欧州は、前期に苦戦したエントリーモデルの回復や、日本製のピアノなど、需要が堅調な中高級価格帯の供給改善を見込んでおり、ギターも成長できると見ています。北米は、前期、管楽器が大幅に伸長しましたが、今期も管楽器の好調継続に加え、低価格帯の需要が回復基調にあり、エントリーモデルの電子楽器やギターの市中在庫が適正化するのに伴い、好調を持続できると考えています。半導体調達難の解消により音響機器も供給が回復し、いずれの地域も成長を見込んでいます。


Q3:前期の販管費が、前回見込みに対して20億円ほど増えた背景を教えてください。

前回見込みに織り込んでいなかった費用として、コルドバ社の買収費用が5億円程度、賞与の月数増加や有給休暇取得率の上昇による引当て増等が7億円程、また内陸輸送費等の増加が数億円ありました。コルドバ社の買収費用は一過性のものです。


Q4:前期と今期の事業利益増減について、価格適正化を含む要因分析イメージを教えてください。

前期は、コスト上昇分80億円を増収・増産、モデルミックス、価格適正化の87億円でオフセットしていますが、実質売上は横ばいでしたので、価格適正化でカバーしたという状況です。今期は、増収・増産、モデルミックス、価格適正化153億円のうち、増収による増益がおおよそ100億円程度、それ以外が主に価格適正化で、これによりコスト上昇分を相殺します。海上運賃のプラスと販管費のマイナスがオフセットになり、増収効果の100億円が残るというのが大まかな見方です。


Q5:最近はコストが上がる中で値上げもしやすかったと思いますが、この先、価格適正化は、どのように進められるのでしょうか?

今後も市場の趨勢を注視しながら、商品やサービスの提供価値を高め、お客様に価値を感じていただくことで、価格適正化を継続していきたいと考えています。


Q6:23年3月期の事業利益率10.2%から、中計目標の14%に至る道筋を教えてください。

前期は、楽器がピアノとギターの減産による工場稼働損の拡大、音響機器も半導体調達難により、事業利益率が大幅に悪化しました。今後は楽器の中高級品や、半導体調達難の解消で音響機器の供給が正常化することにより、売上成長を回復基調に乗せることで、事業利益率を改善できると考えています。また、部品・装置その他の事業の事業利益率が想定以上に向上しており、全社の利益率の引き上げに貢献しています。
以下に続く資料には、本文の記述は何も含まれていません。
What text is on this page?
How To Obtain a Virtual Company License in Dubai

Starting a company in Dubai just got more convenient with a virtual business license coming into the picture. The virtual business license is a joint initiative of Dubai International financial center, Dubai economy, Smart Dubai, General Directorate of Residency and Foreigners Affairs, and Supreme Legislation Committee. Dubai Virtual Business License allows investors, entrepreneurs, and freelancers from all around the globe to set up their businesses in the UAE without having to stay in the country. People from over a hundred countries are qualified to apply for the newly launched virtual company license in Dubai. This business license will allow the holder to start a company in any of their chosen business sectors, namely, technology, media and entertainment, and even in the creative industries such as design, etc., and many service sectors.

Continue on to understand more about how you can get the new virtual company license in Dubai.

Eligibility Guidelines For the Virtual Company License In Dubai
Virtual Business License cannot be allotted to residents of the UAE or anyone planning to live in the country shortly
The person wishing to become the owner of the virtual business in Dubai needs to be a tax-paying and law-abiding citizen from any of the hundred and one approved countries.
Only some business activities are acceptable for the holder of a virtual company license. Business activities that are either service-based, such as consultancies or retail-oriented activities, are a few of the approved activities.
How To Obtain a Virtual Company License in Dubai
Q7:工場の稼働について、前年との比較で今期は改善と見てよいでしょうか?

工場稼働による損益影響は、月々の計画と実際の差が重要で、仮に年間生産高が同じでも、期中で増減産を繰り返すと稼働損が出てしまいます。今期は、ピアノの減産が続きますが、当初から生産計画を調整しており、損益の良化に寄与します。


Q8:今期、営業キャッシュフローが1,000億円以上改善する計画ですが、背景と内訳を教えてください。

前期は、在庫増に加え、前々期に売却した政策保有株式の法人所得税の納付によりキャッシュフローが大きく圧迫されました。また、前受金での取引が大半である中国の売上が減り、他の地域の売上が増えたことで売掛金が増加し、営業キャッシュフローが悪化しました。今期は、これらの要素が正常化するとともに、在庫の削減によりキャッシュフローを改善します。


Q9:今回、音響機器事業の開示を、個人向けと法人向けに変更した狙いを教えてください。

音響機器セグメントは、個人向けと法人向けで、ニーズや販路など、事業が大きく異なっており、組織も含めて市場軸に括り直すことで、商品開発や販売面のシナジーが出せると考えています。事業再編に伴い、開示も2つの括りで行ってまいります。